Days Of Yore - 02/20/1988

The Alaska Mill & Mining Company, owner of the Treadwell mine, at an early date found need to have its own workboat. A suitable craft was found on Puget Sound, the steamboat Lucy built in 1883. She was 52 feet in overall length and was brought up to Gastineau Channel in March, 1886, and for the next 20 years was a part of the local maritime scene.

One of the main duties of the Lucy was towing logs from places as far away as Wrangell Narrows to the sawmill owned by the Treadwell mine and was usually operated by someone under lease. But she also substituted as a cross-channel ferry when the regular boat was laid up for repairs, did some search and rescue work, and when not otherwise engaged carried picnic parties to nearby sites and hunting parties to more distant ones.
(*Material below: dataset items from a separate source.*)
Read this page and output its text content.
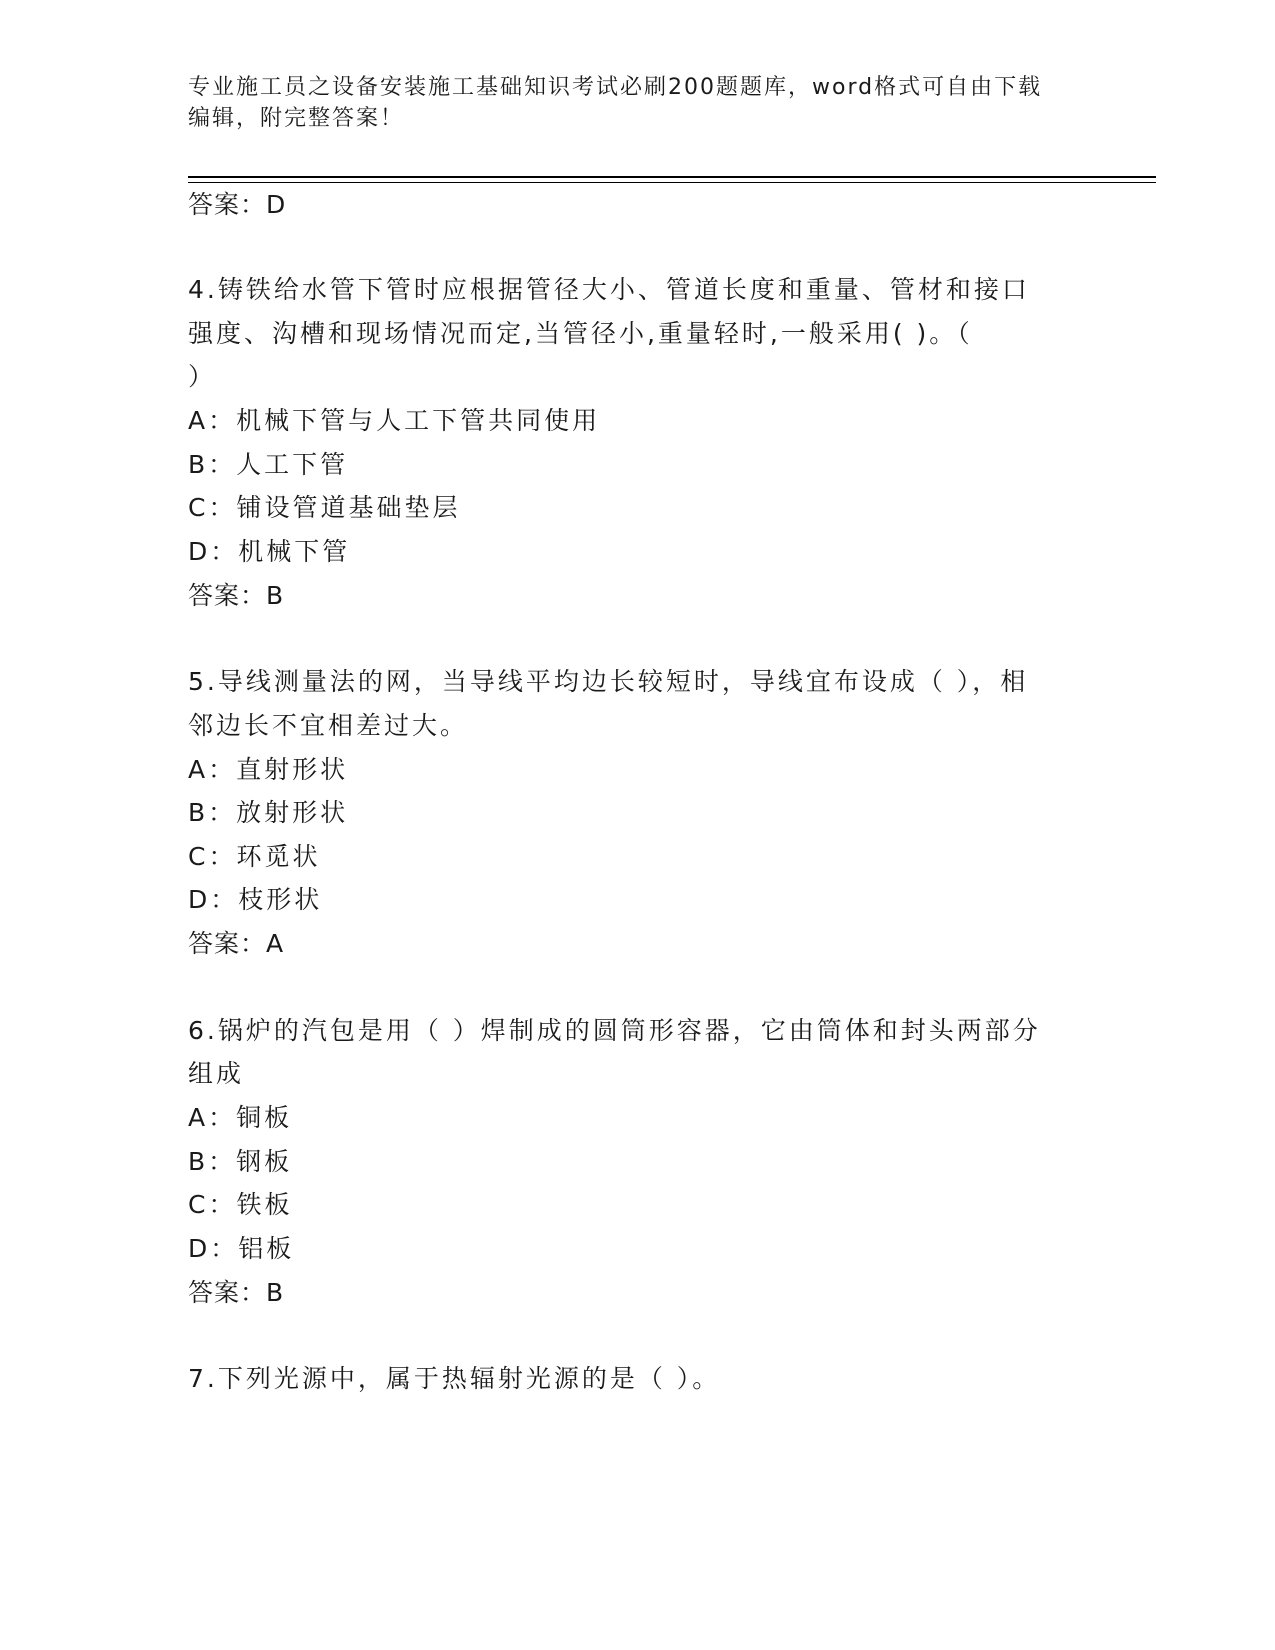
专业施工员之设备安装施工基础知识考试必刷200题题库，word格式可自由下载
编辑，附完整答案！
答案：D
4.铸铁给水管下管时应根据管径大小、管道长度和重量、管材和接口
强度、沟槽和现场情况而定,当管径小,重量轻时,一般采用( )。（
）
A：机械下管与人工下管共同使用
B：人工下管
C：铺设管道基础垫层
D：机械下管
答案：B
5.导线测量法的网，当导线平均边长较短时，导线宜布设成（ ），相
邻边长不宜相差过大。
A：直射形状
B：放射形状
C：环觅状
D：枝形状
答案：A
6.锅炉的汽包是用（ ）焊制成的圆筒形容器，它由筒体和封头两部分
组成
A：铜板
B：钢板
C：铁板
D：铝板
答案：B
7.下列光源中，属于热辐射光源的是（ ）。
The first skipper of the Lucy after she arrived here was Frank Mehrwalt and he was followed by Thomas Fisher, formerly of the ferry Julia, James Haley and J.T.
Martin.

What was probably the Lucy's first mercy errand was in the summer of 1886 when an anti-Chinese gang stuffed more than eighty Chinamen aboard two small sailing craft, with orders to leave and not return. Many of the Chinese had been employees of John Treadwell and he sent the Lucy to overtake them and give them 15 sacks of rice so they wouldn't starve.

Another mercy mission a few years later sent the Lucy and another small steamer racing around to the west side of Douglas Island to pick up people who had survived the sinking of the Canadian Pacific passenger ship Islander.

In 1895, however, the Lucy went on a search that ended in disaster for her. The little steamer Yukon was also engaged in towing logs for the Treadwell sawmill and became overdue. Robert Purvis, who was operating the sawmill, and Martin Benson took the Lucy to look for her and at Port Houghton struck a reef. The boat sank in a few minutes but the men escaped in a canoe and paddled it back to Juneau. Meanwhile, the Yukon had arrived safely with her log raft. She was loaded up with empty barrels and other flotation materials, raised the Lucy and brought her back to the channel.

The little steamer narrowly escaped another sinking right on the channel a year later. Edward Webster and Frank Bach had put in a pair of telephones to connect Douglas and Juneau (in time it grew into the Juneau and Douglas Telephone Company), and at first had trouble with the wires spanning the channel. In 1896 they borrowed the Lucy, Captain James Haley, to run a new set of wires. Like many small steamers of that day, the Lucy had a very tall funnel and while she was at work in a strong tide and wind the funnel fouled on one of the wires. The boat was thrown on her beam's ends and had Captain Haley not walked out on the horizontal funnel and cut the wire, she would have gone down.

The Lucy was never converted to a gas boat, as so many small steamers were. She remained in the register of vessels until 1908.